Marcy Melvin is a pivotal executive with over 25 years of experience in behavioral health policy, training, and clinical practice. As a Licensed Professional Counselor in Texas her experience includes providing direct clinical and supervisory services to children, youth, parents, and young adults in various clinical settings including residential, in-home, outpatient, private practice, primary, secondary, and post-secondary locations. Marcy is extremely passionate about advancing health equity and reducing disparities and disproportionality this has been a culmination of her life’s work in various clinical, organizational and systems settings. Marcy Melvin has a Bachelor of Science in Psychology from Xavier University of Louisiana and a Master of Arts in Clinical Psychology from Fisk University.

Kirsten Ostherr

ostherr-headshot.jpgKirsten Ostherr, Ph.D., M.P.H., is the Gladys Louise Fox Professor of English, and director of the Medical Humanities program at Rice University in Houston, where she is a media scholar, health researcher, and technology analyst. She is founder of the Medical Humanities program (2016-present) and the Medical Futures Lab (2012-present).

She has extensive experience using human-centered design for patient collaboration in health technology development. Her research on trust and privacy in digital health ecosystems has been featured in “Marketplace Tech” on NPR, The Atlantic, STAT, Slate, The Washington Post, Big Data & Society, Catalyst, and the Journal of Medical Humanities. Her writing about the COVID-19 pandemic has been featured in The Washington Post, STAT, Inside Higher Ed, and American Literature. Ostherr is the author of “Medical Visions: Producing the Patient through Film, Television and Imaging Technologies” (Oxford, 2013) and “Cinematic Prophylaxis: Globalization and Contagion in the Discourse of World Health” (Duke, 2005). She is currently writing a book called “Robot Pathographies: Datafication, Surveillance, and Patient Stories in the Age of Virtual Health.”
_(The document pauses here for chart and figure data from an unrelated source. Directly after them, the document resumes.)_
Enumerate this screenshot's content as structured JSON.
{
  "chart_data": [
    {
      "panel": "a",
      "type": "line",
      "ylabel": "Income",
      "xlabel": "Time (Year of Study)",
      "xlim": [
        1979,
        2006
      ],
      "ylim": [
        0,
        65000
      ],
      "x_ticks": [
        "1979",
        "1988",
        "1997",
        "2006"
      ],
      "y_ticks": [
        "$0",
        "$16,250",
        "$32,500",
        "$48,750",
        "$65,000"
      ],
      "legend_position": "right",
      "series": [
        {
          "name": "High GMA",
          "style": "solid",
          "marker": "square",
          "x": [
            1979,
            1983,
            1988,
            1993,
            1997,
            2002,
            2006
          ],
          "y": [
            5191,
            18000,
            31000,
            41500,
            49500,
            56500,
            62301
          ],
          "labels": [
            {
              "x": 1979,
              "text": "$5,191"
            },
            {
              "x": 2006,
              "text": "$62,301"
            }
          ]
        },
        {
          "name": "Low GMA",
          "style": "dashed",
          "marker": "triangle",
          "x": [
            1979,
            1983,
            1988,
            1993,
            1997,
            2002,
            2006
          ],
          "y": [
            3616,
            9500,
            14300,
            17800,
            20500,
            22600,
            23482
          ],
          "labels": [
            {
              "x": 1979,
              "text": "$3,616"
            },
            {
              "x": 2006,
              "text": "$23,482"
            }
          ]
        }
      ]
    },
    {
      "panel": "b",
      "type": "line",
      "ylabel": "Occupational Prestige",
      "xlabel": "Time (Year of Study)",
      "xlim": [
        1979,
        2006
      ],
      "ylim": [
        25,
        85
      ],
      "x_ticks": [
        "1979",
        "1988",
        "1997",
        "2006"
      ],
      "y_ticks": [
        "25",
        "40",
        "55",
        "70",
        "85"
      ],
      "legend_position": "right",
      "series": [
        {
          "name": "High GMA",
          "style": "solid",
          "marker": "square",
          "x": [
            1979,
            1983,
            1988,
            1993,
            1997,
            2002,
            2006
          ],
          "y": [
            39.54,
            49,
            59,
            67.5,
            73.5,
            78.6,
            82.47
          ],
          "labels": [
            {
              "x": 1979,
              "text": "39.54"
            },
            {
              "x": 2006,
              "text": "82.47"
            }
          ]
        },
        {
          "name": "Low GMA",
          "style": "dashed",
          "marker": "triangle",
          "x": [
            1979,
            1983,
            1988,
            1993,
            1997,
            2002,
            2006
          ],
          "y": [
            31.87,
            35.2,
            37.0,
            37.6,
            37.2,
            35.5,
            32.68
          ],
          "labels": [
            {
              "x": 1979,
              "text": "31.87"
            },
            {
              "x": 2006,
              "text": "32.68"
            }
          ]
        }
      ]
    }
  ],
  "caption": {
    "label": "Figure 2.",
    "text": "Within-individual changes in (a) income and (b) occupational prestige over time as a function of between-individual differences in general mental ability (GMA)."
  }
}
Ostherr also leads a digital health humanities project called “Translational Humanities for Public Health” that identifies humanities-based pandemic responses from around the world to document and help others build upon these creative efforts, and her work was recently profiled in The Lancet.

Aisha Siddiqui

Aisha Siddiqui earned her doctorate from The University of Texas, School of Public Health (UTSPH) in Management, Policy, and Community Health Practice. Born and raised in Pakistan, Siddiqui moved to the United States with her husband in 1985. She has worked as an epidemiologist at the Houston Department of Health and Human Services, which strengthened her determination to serve the disadvantaged. While working on her doctoral degree, she sought out South Asian women to better understand the challenges they faced in staying healthy. In 2015, Siddiqui founded Culture of Health – Advancing Together (CHAT), a non-profit that fosters the health and wellbeing of immigrant and refugee communities through education, arts, advocacy, and access to care.